Great. Thank you. Apologize if it's already been mentioned, but the actual peptides that are going into the vaccine that you're intending to use, the vaccine itself then is, are we to understand that it is internally developed? This is not a vaccine that you're, you know, getting it from some kind of collaboration with an external party?
That is true. This is an internally developed combination of specific tumor-associated peptides that rank among the 10% best for treatment of these tumors. It's a mix of peptides to be able to target the most relevant different tumor-associated antigens.
Great. Thank you. Maybe just a final question, if I could, on cash and costs. I was wondering if you could give an indication or perhaps a more precise indication of the costs associated with fulfilling the RELEASE study obligations and then closing that study down. Separately, how far towards initiating the phase II study with fimaVacc do you expect your current cash position to take you? Is it fair to assume it wouldn't be possible to start that study prior to raising additional funding? Thank you.
Do you want me to answer that question? Okay. I think we are in the process right now. This is a global, big global study, and we are swiftly closing down as many sites as we can. We are in the process of closing this down, and it is a negotiation also with the CRO, and all the details need to be put in place for this termination. We are not at this stage able to guide on this, and I don't want to do it until we have a more firm grip on what it really looks like and how swiftly we can do this and how cost-efficient it can be done. We will need to come back to that, unfortunately.
What we communicate is that it will take us well into 2023. I know that you are so well-versed within this area, so you understand that this fimaVacc study will not have been completed in that time period. I think that's the only thing I can tell you right now.

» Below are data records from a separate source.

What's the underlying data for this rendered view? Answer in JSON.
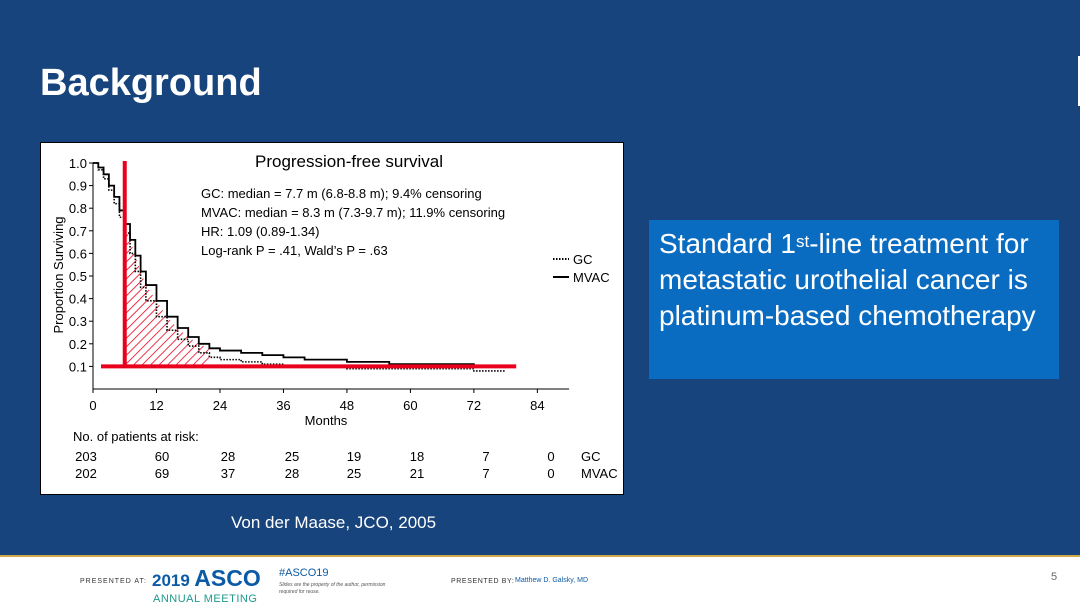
{
  "slide": {
    "title": "Background",
    "callout_pre": "Standard 1",
    "callout_sup": "st",
    "callout_post": "-line treatment for metastatic urothelial cancer is platinum-based chemotherapy",
    "citation": "Von der Maase, JCO, 2005",
    "colors": {
      "background": "#17447c",
      "callout": "#0a6cc1",
      "accent_line": "#d2a94a",
      "marker": "#e8001c"
    }
  },
  "footer": {
    "presented_at": "PRESENTED AT:",
    "asco_year": "2019",
    "asco_word": "ASCO",
    "asco_sub": "ANNUAL MEETING",
    "hashtag": "#ASCO19",
    "disclaimer": "Slides are the property of the author, permission required for reuse.",
    "presented_by": "PRESENTED BY:",
    "presenter": "Matthew D. Galsky, MD",
    "page_number": "5"
  },
  "chart_data": {
    "type": "line",
    "title": "Progression-free survival",
    "xlabel": "Months",
    "ylabel": "Proportion Surviving",
    "xlim": [
      0,
      90
    ],
    "ylim": [
      0,
      1.0
    ],
    "x_ticks": [
      "0",
      "12",
      "24",
      "36",
      "48",
      "60",
      "72",
      "84"
    ],
    "y_ticks": [
      "1.0",
      "0.9",
      "0.8",
      "0.7",
      "0.6",
      "0.5",
      "0.4",
      "0.3",
      "0.2",
      "0.1"
    ],
    "annotations": [
      "GC: median = 7.7 m (6.8-8.8 m); 9.4% censoring",
      "MVAC: median = 8.3 m (7.3-9.7 m); 11.9% censoring",
      "HR: 1.09 (0.89-1.34)",
      "Log-rank P = .41, Wald’s P = .63"
    ],
    "legend_position": "right",
    "series": [
      {
        "name": "GC",
        "style": "dotted",
        "x": [
          0,
          1,
          2,
          3,
          4,
          5,
          6,
          7,
          8,
          9,
          10,
          12,
          14,
          16,
          18,
          20,
          22,
          24,
          28,
          32,
          36,
          40,
          48,
          56,
          64,
          72,
          78
        ],
        "y": [
          1.0,
          0.97,
          0.93,
          0.88,
          0.82,
          0.76,
          0.69,
          0.6,
          0.52,
          0.45,
          0.39,
          0.32,
          0.26,
          0.22,
          0.19,
          0.16,
          0.14,
          0.13,
          0.12,
          0.11,
          0.1,
          0.1,
          0.09,
          0.09,
          0.09,
          0.08,
          0.08
        ]
      },
      {
        "name": "MVAC",
        "style": "solid",
        "x": [
          0,
          1,
          2,
          3,
          4,
          5,
          6,
          7,
          8,
          9,
          10,
          12,
          14,
          16,
          18,
          20,
          22,
          24,
          28,
          32,
          36,
          40,
          48,
          56,
          64,
          72,
          78
        ],
        "y": [
          1.0,
          0.98,
          0.95,
          0.9,
          0.85,
          0.79,
          0.73,
          0.66,
          0.59,
          0.52,
          0.46,
          0.39,
          0.32,
          0.27,
          0.23,
          0.2,
          0.18,
          0.17,
          0.16,
          0.15,
          0.14,
          0.13,
          0.12,
          0.11,
          0.11,
          0.1,
          0.1
        ]
      }
    ],
    "reference_lines": {
      "x_months": 6,
      "y_proportion": 0.1
    },
    "shaded_region": {
      "from_x": 6,
      "to_x": 22,
      "above": 0.1
    },
    "risk_table": {
      "header": "No. of patients at risk:",
      "rows": [
        {
          "label": "GC",
          "values": [
            "203",
            "60",
            "28",
            "25",
            "19",
            "18",
            "7",
            "0"
          ]
        },
        {
          "label": "MVAC",
          "values": [
            "202",
            "69",
            "37",
            "28",
            "25",
            "21",
            "7",
            "0"
          ]
        }
      ]
    }
  }
}
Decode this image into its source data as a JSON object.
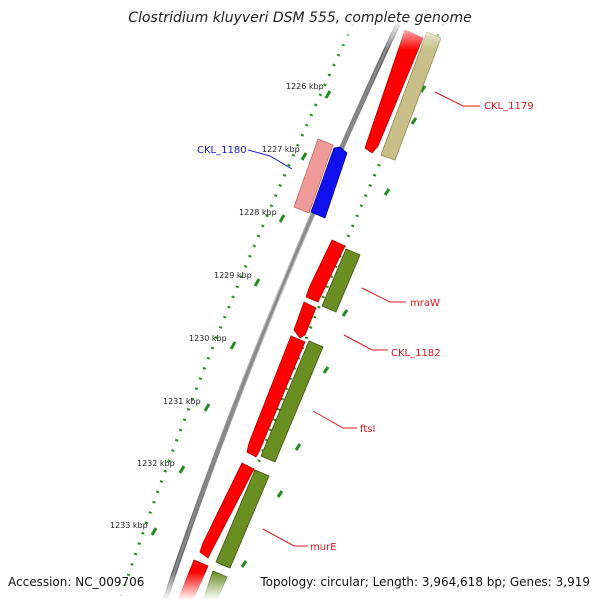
{
  "map": {
    "title": "Clostridium kluyveri DSM 555, complete genome",
    "accession": "Accession: NC_009706",
    "summary": "Topology: circular; Length: 3,964,618 bp; Genes: 3,919",
    "tick_labels": [
      "1226 kbp",
      "1227 kbp",
      "1228 kbp",
      "1229 kbp",
      "1230 kbp",
      "1231 kbp",
      "1232 kbp",
      "1233 kbp"
    ],
    "gene_labels": [
      {
        "name": "CKL_1179",
        "color": "#e0141e"
      },
      {
        "name": "CKL_1180",
        "color": "#1a1acc"
      },
      {
        "name": "mraW",
        "color": "#e0141e"
      },
      {
        "name": "CKL_1182",
        "color": "#e0141e"
      },
      {
        "name": "ftsI",
        "color": "#e0141e"
      },
      {
        "name": "murE",
        "color": "#e0141e"
      }
    ],
    "colors": {
      "cds": "#ff0000",
      "cds_light": "#f09a9a",
      "gene_olive": "#6b8e23",
      "gene_khaki": "#c8c088",
      "highlight": "#1111ee",
      "backbone": "#888888",
      "ticks": "#228b22"
    }
  }
}
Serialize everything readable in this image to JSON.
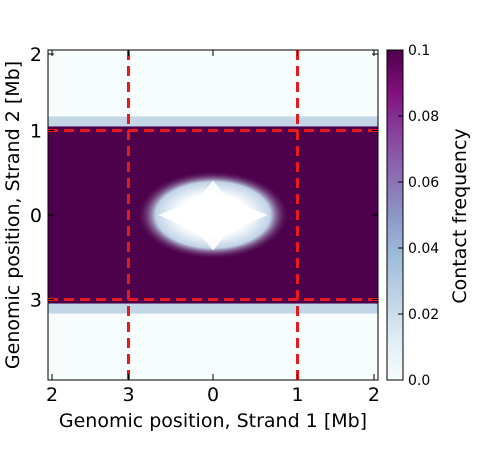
{
  "chart_data": {
    "type": "heatmap",
    "xlabel": "Genomic position, Strand 1 [Mb]",
    "ylabel": "Genomic position, Strand 2 [Mb]",
    "x_tick_labels": [
      "2",
      "3",
      "0",
      "1",
      "2"
    ],
    "y_tick_labels": [
      "2",
      "1",
      "0",
      "3"
    ],
    "colorbar": {
      "label": "Contact frequency",
      "range": [
        0.0,
        0.1
      ],
      "tick_labels": [
        "0.0",
        "0.02",
        "0.04",
        "0.06",
        "0.08",
        "0.1"
      ],
      "colormap": "BuPu",
      "colors": [
        "#f7fcfd",
        "#e0ecf4",
        "#bfd3e6",
        "#9ebcda",
        "#8c96c6",
        "#8c6bb1",
        "#88419d",
        "#810f7c",
        "#4d004b"
      ]
    },
    "dashed_lines": {
      "color": "#e41a1c",
      "x_positions": [
        -1.05,
        1.05
      ],
      "y_positions": [
        1.05,
        -1.05
      ]
    },
    "regions": {
      "saturated_band_y": [
        -1.1,
        1.1
      ],
      "saturated_value": 0.1,
      "background_value": 0.0,
      "central_hole": {
        "center": [
          0,
          0
        ],
        "half_width_x": 0.95,
        "half_height_y": 0.55,
        "value": 0.0
      }
    },
    "x_range": [
      -2.05,
      2.05
    ],
    "y_range": [
      -2.05,
      2.05
    ]
  }
}
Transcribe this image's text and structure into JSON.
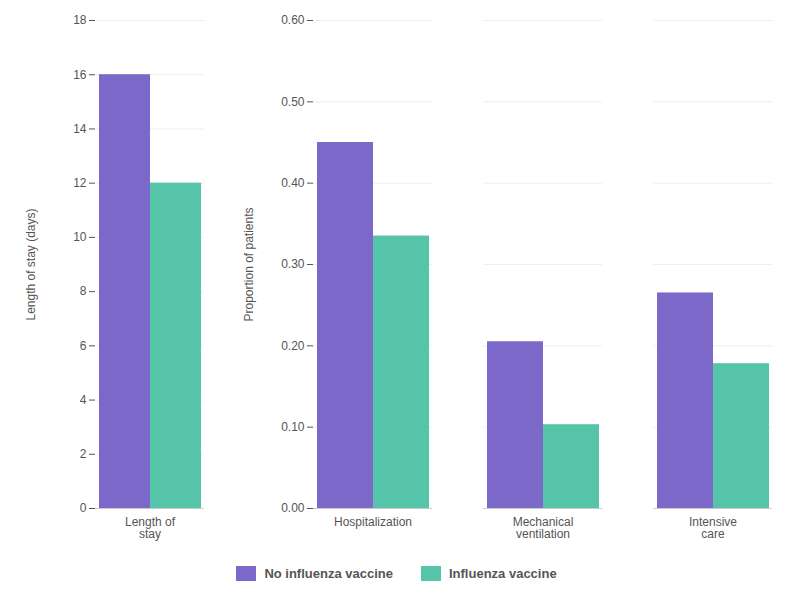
{
  "chart_data": [
    {
      "type": "bar",
      "categories": [
        "Length of\nstay"
      ],
      "series": [
        {
          "name": "No influenza vaccine",
          "color": "#7B68C8",
          "values": [
            16
          ]
        },
        {
          "name": "Influenza vaccine",
          "color": "#55C4A8",
          "values": [
            12
          ]
        }
      ],
      "ylabel": "Length of stay (days)",
      "ylim": [
        0,
        18
      ],
      "yticks": [
        0,
        2,
        4,
        6,
        8,
        10,
        12,
        14,
        16,
        18
      ],
      "grid": true,
      "legend": "bottom"
    },
    {
      "type": "bar",
      "categories": [
        "Hospitalization",
        "Mechanical\nventilation",
        "Intensive\ncare"
      ],
      "series": [
        {
          "name": "No influenza vaccine",
          "color": "#7B68C8",
          "values": [
            0.45,
            0.205,
            0.265
          ]
        },
        {
          "name": "Influenza vaccine",
          "color": "#55C4A8",
          "values": [
            0.335,
            0.103,
            0.178
          ]
        }
      ],
      "ylabel": "Proportion of patients",
      "ylim": [
        0,
        0.6
      ],
      "yticks": [
        {
          "value": 0.0,
          "label": "0.00"
        },
        {
          "value": 0.1,
          "label": "0.10"
        },
        {
          "value": 0.2,
          "label": "0.20"
        },
        {
          "value": 0.3,
          "label": "0.30"
        },
        {
          "value": 0.4,
          "label": "0.40"
        },
        {
          "value": 0.5,
          "label": "0.50"
        },
        {
          "value": 0.6,
          "label": "0.60"
        }
      ],
      "grid": true,
      "legend": "bottom"
    }
  ]
}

Okay. No, that's helpful. Not to labor the point then, but that would imply that you feel you could initiate a phase II study with the funding that you have, even though that funding wouldn't necessarily take you through to readout? Or is it fair to assume that you'd want to have funding in place for the entirety of the study before it came underway?
I think, as I said, it's a bit too early to say this until we know the exact cost of closing down the RELEASE. It may be that it would be possible to initiate, maybe not. It's too early to say. I don't want to guide on this at the current stage. I hope to come back to this at the next quarterly presentation and provide more details on where we are, because then we've hopefully had our forum discussion with the clinical experts, and we know much more about the RELEASE wind down costs, and we will have much more granularity at that stage on where we're going, is what we're hoping.
Understood. Thank you very much.
Thank you, Adam.
As a reminder, please press five star on your telephone keypad to ask a question. As there are no more questions, I will now hand it back to the speakers for any closing remarks.
Okay. Thank you. Thanks to everyone listening in, to this. I hope we will be able to come back soon again with you with some more granularity. I understand that there's a lot of wish out there to know more about the cost of closing down the study and the timelines to go forward with fimaVacc and so on. But I ask you to please understand that we don't want to go out with guesses on this. We really want to have the details in place and understand, and nothing is sort of fixed on this until everything is fixed of it. We'll come back as soon as we can with more details about these things. Thank you so much for listening in and for your attention today. Goodbye.